Simian vacuolating virus 40 (SV40). SV40 is a DNA onco-virus that is found in both monkeys and humans, and belongs to the family of Polyomaviridae that all have an icosahedral structure. Viral proteins that participate in the structure of SV40 varies depending on the early or late translation of the virus genome. The main coat protein of SV40 is viral protein 1 (VP1), which is produced by early transcription of this viral genome with a Svedberg constant of 16. Late transcription of the SV40 genome not only yields VP1, but also two other smaller (19s) viral proteins, VP2 and VP3. A SV40 virus that only consists of VP1 yields a T=7 d (triangulation number 7 dextro) in a 45 nm icosahedral structure composed of 72 pentamers assembled together^38,39.

Like the other VLPs, SV40 VLPs can also be used as a drug delivery system. The variable structure of these VLPs, influenced by the types of VPs, provides a specific flexibility in design and applications. Many studies have been focused on specific targeting, as well as functionalization of SV40 VLPs. For instance, genetic modifications of the core proteins for directed targeting^40,41, gene delivery and transduction of multiple cell type and so on^42–44.

Murine polyomavirus. Like SV40, murine polyomavirus belongs to the family of Polyomaviridae. The protein coat of this virus is composed of an outer layer, which resembles SV40’s structure, and forms via self-assembly of 360 VP1 units, ordered in 72 pentamers and a T=7 icosahedral structure. However, it differs from SV40 due to the presence of an additional inner layer, which is composed of both VP2 and VP3 subunits⁴⁵.

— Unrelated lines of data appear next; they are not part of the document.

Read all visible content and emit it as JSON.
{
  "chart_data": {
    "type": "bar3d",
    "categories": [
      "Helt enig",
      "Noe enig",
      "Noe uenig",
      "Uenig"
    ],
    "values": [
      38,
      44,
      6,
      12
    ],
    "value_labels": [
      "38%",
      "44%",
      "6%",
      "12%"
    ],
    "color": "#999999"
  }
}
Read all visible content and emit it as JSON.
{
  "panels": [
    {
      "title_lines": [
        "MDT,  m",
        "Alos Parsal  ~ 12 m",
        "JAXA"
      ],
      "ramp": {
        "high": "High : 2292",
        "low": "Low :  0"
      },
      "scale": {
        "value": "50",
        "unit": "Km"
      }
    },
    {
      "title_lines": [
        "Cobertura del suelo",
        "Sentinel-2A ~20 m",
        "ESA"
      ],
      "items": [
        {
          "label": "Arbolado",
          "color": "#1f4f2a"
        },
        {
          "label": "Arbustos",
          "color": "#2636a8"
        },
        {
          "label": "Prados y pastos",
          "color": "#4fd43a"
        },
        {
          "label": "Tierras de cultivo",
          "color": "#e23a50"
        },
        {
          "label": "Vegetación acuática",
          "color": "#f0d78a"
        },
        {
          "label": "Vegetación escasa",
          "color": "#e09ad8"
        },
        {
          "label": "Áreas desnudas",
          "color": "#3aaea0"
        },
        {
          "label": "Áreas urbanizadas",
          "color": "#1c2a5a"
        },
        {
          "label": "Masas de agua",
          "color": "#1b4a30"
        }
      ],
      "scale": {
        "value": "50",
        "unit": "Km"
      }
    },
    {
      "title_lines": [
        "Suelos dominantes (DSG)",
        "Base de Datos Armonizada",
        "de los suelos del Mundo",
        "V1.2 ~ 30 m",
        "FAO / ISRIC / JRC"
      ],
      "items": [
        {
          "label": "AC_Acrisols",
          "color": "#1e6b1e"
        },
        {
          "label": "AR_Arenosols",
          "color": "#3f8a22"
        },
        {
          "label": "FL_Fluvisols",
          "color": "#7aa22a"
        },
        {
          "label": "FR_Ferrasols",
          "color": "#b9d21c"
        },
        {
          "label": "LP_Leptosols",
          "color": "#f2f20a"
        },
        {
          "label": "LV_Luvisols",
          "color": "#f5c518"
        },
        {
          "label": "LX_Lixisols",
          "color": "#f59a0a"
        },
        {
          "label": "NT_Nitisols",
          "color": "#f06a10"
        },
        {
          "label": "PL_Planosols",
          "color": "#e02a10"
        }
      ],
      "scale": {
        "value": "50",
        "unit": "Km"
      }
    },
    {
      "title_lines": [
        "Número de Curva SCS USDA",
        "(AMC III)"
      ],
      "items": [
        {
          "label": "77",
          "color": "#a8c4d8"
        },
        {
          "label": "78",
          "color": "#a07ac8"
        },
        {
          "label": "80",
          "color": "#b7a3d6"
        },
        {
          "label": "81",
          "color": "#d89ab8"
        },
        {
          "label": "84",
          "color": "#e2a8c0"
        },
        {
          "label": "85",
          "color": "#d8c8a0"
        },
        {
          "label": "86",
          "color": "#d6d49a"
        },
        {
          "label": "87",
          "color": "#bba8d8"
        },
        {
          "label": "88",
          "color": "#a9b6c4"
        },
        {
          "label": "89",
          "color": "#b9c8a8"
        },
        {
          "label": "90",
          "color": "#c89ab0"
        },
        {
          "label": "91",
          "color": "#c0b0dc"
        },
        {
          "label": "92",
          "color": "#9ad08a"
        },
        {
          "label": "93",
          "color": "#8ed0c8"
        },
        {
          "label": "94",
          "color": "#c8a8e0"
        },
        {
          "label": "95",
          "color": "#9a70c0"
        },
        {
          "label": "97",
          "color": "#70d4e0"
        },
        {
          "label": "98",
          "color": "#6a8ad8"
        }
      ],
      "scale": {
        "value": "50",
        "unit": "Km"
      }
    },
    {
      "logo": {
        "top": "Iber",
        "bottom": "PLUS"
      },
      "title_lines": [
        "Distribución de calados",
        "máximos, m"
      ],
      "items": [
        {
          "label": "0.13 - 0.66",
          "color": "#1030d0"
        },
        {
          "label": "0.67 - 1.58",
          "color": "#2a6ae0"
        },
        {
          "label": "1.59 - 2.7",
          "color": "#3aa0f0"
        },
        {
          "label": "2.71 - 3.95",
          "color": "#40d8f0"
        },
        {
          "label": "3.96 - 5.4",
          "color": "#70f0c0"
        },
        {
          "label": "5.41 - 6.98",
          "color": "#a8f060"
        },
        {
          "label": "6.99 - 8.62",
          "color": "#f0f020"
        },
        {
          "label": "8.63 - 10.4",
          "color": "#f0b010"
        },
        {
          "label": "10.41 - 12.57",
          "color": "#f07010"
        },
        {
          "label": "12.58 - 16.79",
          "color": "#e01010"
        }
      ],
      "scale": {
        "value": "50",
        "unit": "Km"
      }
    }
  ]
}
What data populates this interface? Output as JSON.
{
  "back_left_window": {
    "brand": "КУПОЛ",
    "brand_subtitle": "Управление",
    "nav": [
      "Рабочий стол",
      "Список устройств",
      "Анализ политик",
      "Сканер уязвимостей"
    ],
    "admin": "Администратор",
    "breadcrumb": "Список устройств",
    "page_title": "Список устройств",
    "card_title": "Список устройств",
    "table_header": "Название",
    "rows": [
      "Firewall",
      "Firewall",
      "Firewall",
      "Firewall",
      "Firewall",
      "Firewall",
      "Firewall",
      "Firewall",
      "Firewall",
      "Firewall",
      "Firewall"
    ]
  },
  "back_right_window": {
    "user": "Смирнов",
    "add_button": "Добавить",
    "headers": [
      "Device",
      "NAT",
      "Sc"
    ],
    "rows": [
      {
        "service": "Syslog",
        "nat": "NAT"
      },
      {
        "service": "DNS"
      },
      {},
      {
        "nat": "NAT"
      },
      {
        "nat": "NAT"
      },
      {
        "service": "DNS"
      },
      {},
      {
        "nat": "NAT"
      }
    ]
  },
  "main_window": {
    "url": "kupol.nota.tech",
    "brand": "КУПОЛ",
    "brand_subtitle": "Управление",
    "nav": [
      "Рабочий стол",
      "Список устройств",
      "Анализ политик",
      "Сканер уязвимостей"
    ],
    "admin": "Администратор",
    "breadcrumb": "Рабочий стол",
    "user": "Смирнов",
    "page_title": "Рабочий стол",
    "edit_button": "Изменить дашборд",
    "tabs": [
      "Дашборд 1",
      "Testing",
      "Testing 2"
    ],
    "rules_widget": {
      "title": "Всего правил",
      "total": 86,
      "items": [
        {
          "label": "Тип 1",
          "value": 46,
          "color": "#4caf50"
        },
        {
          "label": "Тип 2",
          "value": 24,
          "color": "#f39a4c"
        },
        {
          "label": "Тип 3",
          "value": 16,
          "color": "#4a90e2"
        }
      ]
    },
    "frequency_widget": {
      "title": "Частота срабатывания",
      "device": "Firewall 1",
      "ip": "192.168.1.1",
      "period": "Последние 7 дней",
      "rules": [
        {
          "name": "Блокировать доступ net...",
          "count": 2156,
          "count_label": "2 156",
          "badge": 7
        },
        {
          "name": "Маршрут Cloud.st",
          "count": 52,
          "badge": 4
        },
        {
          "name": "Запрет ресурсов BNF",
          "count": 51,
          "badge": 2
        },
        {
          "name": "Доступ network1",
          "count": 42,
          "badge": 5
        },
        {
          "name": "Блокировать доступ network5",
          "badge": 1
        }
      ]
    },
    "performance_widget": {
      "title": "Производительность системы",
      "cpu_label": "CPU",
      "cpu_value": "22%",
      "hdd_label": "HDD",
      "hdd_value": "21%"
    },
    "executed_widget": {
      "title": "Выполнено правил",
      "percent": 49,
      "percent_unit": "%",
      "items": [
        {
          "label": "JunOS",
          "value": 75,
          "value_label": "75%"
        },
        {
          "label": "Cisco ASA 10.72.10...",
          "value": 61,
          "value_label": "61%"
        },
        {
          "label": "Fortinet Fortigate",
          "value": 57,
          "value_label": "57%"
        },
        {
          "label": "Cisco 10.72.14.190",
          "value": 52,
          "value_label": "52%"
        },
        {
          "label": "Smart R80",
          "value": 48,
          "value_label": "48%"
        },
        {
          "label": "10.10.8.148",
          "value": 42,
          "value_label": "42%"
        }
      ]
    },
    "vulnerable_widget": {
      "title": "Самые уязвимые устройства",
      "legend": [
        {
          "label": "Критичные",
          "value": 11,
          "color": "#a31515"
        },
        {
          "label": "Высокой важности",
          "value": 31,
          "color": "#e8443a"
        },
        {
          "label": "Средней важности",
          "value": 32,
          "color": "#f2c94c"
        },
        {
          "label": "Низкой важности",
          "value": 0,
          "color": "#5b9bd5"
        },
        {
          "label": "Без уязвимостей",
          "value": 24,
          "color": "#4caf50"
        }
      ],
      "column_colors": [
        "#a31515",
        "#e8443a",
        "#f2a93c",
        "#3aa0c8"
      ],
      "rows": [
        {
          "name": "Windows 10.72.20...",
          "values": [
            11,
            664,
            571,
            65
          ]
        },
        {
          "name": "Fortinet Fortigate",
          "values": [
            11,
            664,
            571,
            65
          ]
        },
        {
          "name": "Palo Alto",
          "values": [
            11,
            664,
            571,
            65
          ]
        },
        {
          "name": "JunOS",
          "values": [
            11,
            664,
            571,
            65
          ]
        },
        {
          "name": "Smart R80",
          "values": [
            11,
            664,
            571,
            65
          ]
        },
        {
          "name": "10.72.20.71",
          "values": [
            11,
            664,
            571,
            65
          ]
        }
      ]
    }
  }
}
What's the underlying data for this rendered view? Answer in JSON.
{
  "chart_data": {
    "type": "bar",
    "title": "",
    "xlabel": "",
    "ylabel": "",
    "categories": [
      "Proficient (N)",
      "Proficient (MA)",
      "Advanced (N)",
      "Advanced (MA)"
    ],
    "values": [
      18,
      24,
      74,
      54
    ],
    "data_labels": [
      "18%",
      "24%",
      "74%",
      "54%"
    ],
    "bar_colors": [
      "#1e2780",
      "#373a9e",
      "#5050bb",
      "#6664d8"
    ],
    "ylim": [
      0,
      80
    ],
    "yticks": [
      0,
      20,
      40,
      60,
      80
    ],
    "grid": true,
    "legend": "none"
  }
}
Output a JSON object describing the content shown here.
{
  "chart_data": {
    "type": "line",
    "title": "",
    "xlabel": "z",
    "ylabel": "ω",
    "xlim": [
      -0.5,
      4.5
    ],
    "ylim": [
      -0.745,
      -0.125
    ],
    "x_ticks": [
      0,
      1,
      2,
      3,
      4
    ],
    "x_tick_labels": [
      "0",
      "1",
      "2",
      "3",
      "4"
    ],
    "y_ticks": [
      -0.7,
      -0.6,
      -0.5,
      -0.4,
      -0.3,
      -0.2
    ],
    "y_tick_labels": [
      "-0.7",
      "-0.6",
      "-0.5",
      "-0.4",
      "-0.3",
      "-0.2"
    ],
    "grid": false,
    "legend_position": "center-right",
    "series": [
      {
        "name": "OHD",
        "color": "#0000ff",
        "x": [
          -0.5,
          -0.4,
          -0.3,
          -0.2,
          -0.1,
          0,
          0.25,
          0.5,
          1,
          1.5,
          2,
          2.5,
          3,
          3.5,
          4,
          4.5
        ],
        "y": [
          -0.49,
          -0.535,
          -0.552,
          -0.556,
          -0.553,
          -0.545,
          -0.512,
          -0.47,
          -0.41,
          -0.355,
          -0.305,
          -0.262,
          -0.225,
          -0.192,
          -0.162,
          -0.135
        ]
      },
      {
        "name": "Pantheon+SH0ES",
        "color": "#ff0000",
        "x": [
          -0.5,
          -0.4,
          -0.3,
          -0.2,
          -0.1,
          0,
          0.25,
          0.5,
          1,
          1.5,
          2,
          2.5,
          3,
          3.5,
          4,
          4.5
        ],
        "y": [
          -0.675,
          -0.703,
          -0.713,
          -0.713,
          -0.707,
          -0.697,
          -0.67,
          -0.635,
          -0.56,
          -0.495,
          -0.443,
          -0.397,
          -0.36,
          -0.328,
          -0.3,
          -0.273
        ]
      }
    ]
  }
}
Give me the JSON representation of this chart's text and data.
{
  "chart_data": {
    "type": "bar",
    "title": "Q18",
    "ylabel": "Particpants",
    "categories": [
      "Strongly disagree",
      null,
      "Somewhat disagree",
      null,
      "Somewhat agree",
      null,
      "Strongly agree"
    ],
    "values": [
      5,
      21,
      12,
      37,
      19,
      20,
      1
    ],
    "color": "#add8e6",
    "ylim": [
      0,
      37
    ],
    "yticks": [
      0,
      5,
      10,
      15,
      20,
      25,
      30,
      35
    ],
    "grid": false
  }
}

In 2005 Brinkman and his colleagues surveyed the beneficial therapeutic effects with different particulate structures of murine polyomavirus VP1-coat protein. They showed that polyomavirus-like-particles (PLPs) represent a highly potent antigen-delivery system for inducing cytotoxic T lymphocyte responses, which can be applied for the treatment of malignant diseases via immunotherapeutic approaches⁴⁶. Many other notable studies have focused on the genetic manipulation of VP1 subunits of the PLP outer layer in order to render some specific functionalities to these VLPs. For instance, Schmidt et al. added a special protein domain named WW (because of its two conserved tryptophan residues) to PLP’s VP1s⁴⁶. Via this modification, PLPs gained a specific affinity for proline-rich ligands. The authors showed that this affinity leads to the efficient encapsulation of a variety of ligands to the PLPs⁴⁷. Attachment of charged groups to the interior layer of the PLPs⁴⁸, and efficient encapsulation of the foreign cargoes via an anchoring technique for VP1s⁴⁹ can also be mentioned as some other examples.